Appellant heeft in hoger beroep zijn standpunt gehandhaafd dat het Uwv op grond van de artikelen 2, 30 en 32 van de Wet suwi gehouden is zich uit te laten over de verplichting van de werkgever om te voorzien in een vervoersvoorziening. Appellant is van mening dat een verschil van mening bestaat over de re-integratieverplichtingen van de werkgever. Het Uwv moet hier een oordeel over geven. Voorts is appellant van mening dat de door het Uwv gekozen vervoersvoorziening niet de meest goedkope, adequate voorziening is.

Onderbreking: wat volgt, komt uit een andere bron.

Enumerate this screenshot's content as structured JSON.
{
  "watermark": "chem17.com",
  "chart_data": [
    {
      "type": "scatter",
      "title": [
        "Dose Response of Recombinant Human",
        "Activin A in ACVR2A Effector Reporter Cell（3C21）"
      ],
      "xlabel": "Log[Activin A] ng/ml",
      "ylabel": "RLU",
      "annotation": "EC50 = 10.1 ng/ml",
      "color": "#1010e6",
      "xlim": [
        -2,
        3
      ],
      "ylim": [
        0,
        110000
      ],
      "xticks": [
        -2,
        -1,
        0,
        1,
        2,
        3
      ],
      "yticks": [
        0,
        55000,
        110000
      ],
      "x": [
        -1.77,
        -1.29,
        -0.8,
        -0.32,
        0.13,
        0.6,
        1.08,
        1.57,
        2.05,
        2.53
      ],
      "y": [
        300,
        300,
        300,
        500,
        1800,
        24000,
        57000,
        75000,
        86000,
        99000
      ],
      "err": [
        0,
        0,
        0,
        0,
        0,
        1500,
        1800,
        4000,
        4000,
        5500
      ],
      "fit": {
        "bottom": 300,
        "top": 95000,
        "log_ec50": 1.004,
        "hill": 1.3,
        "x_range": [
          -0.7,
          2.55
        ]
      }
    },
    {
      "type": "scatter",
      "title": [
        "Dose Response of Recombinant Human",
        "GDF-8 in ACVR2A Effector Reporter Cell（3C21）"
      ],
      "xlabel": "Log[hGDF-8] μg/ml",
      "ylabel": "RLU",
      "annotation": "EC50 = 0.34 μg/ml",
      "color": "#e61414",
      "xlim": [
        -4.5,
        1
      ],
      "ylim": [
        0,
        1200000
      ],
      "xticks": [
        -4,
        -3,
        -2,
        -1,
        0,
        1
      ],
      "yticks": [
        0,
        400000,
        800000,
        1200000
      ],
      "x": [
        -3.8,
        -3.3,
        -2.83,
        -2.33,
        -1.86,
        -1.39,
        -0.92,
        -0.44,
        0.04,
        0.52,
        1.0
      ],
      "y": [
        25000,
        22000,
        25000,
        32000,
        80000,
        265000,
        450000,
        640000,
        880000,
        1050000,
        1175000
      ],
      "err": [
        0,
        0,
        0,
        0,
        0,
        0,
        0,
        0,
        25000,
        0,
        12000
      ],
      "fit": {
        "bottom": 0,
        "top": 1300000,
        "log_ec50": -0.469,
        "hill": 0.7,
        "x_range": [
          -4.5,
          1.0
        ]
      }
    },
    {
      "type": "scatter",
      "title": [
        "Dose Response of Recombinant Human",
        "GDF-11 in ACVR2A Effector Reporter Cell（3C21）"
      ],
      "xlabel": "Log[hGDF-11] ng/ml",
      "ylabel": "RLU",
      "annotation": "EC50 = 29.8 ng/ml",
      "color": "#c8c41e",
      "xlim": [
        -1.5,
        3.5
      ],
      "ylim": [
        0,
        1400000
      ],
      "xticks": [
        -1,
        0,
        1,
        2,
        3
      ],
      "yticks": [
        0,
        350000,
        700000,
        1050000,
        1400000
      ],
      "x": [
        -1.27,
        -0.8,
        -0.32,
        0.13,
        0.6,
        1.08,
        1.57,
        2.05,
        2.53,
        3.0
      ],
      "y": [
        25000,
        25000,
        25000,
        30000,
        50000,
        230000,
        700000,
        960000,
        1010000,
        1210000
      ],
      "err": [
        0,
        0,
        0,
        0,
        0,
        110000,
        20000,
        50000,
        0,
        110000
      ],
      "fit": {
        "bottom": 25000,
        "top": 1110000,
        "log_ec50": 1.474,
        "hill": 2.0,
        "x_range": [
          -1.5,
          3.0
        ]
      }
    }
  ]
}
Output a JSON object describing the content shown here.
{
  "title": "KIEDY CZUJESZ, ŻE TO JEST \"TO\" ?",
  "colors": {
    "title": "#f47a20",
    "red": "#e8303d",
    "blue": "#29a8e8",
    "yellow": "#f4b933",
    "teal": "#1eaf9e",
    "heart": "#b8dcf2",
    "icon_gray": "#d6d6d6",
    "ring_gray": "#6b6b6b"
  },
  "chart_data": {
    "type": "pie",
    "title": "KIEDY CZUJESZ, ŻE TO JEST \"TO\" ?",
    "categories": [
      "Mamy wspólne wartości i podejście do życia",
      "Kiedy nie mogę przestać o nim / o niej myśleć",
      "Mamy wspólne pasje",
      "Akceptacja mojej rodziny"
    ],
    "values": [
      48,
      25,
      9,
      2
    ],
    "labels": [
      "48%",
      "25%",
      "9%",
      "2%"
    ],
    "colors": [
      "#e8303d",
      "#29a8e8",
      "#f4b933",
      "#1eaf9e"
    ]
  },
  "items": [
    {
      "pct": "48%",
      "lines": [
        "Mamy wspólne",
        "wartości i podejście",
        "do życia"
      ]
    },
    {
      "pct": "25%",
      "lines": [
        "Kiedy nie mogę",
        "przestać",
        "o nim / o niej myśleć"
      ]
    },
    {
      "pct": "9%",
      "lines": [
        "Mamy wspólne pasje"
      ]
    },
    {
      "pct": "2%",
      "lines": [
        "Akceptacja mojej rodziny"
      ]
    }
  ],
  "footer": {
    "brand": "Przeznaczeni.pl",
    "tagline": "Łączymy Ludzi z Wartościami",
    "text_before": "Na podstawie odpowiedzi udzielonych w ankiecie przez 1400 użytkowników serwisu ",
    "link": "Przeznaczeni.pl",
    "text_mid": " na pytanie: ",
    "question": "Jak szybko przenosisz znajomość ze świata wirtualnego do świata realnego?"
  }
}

Appellant kan de berekeningen en uitgangspunten van de arbeidsdeskundige bezwaar en beroep niet volgen. Appellant is van mening dat de gekozen oplossing tot zeer aanzienlijke meerkosten leidt ten opzichte van een collega zonder structurele functionele beperking. Dat is in strijd met het uitgangspunt dat meerkosten boven de algemene gebruikelijke kosten voor rekening van het Uwv komen. Volgens appellant wordt er een indirect onderscheid gemaakt op basis van beloning en persoonskenmerken, wat in strijd is met de Wet gelijke behandeling op grond van handicap of chronische ziekte.
3.2.
Het Uwv heeft verzocht de aangevallen uitspraak te bevestigen.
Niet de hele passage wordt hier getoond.